Neither is God absent or merely notional in the mind of the harried protagonist, Grayson, harried as much by his need to act against evil as any lesser consideration of temporal loyalty normally put forth as justification for struggle. The narrative voice draws few breaths putting forth excuses for action, setting aside the modern ideal that violent action is inherently evil and must be excused.
Where super soldier adventure, so popular since 2001, focuses on almost superhuman combat ability on the part of the killer in service to the State, Grayson and his cohorts are distinguished from their largely invisible yet ever-present enemy by an ability to improvise mechanical solutions to logistical and combat dilemmas.
My favorite passage from the early going of the tale sketches the hero deftly and without recourse to the superficial:
“And then he thought of his son and in the ache decided, as he had decided a million times before, that despite the gap he would go on no matter what.
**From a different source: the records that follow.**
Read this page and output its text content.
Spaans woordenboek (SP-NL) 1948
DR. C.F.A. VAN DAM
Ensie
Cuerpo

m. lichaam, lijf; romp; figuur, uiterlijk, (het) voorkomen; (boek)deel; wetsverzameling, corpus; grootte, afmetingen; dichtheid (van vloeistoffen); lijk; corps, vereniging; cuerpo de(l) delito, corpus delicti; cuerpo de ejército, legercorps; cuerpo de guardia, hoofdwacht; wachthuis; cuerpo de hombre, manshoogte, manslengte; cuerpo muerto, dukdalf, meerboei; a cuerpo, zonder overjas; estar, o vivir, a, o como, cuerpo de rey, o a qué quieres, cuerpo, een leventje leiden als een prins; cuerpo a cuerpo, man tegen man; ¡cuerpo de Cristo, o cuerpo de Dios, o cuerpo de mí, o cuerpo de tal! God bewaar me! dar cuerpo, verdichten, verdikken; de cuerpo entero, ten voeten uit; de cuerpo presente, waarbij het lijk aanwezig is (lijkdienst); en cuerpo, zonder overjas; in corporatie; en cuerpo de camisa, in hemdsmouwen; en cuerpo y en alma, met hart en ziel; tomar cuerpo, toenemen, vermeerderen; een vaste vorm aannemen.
The act of going-on, of surviving, was his religion put over and against whatever else seemed true. The trick to survival was in realizing how utterly unnatural it was to give in, to cower or crumble. To complain and not act. A thousand generations of men, fathers and their sons, had faced austerity absolute in cataclysms, plague, extinctions, and exile. Murder and pain were implicit in the unity of things and while the saints had sufficiently, to his lights, reasoned out why it is so, Grayson reasoned that pain did not tell the truth but only pointed the way. The truth lies beyond the gates of pain.”
Grayson is a quiet crusader battling the din of doubt that is the world his enemy he was born into.
As a true insurgent Grayson fights his battle in the shadows, among looting homeless as military gun trucks hunt him and his and his Jealous God looks down balefully with expectation of action.
By page 70 we are treated to Grayson’s absolute morality, his line in the sand of despair, as he discusses tactical options with Munson, a night fighter with “alabaster skin” who makes a nice ethical foil for the hero as well as an ally in the nightfall of their world.
Grayson drifts into the reader as his perception of the world and his actions within it put him into context:
“Yet he was aware again of his solitary status upon the unfolding stage of the world.”
As the terror visited on nation after desert nation, by the U.S. is turned on Grayson and his survivalist cohorts and gunships and gun wagons hunt them from sky and road, one gets the impression that the author spent some time in Middle East war zones. If the author did not serve the beast he describes, than he convinced this reader acutely of his familiarity with the mind of the hunted resistance fighter under the thunder of that which jealously owns us on this earth.
I am too sick to read any more today and must lie down and hope to beat this fever and finish one of four novels of my own, long since in progress. I wish Andy the best of luck with his writing and stop here, halfway through page 80, hopeful to return to his story King of Dogs, and write a third review.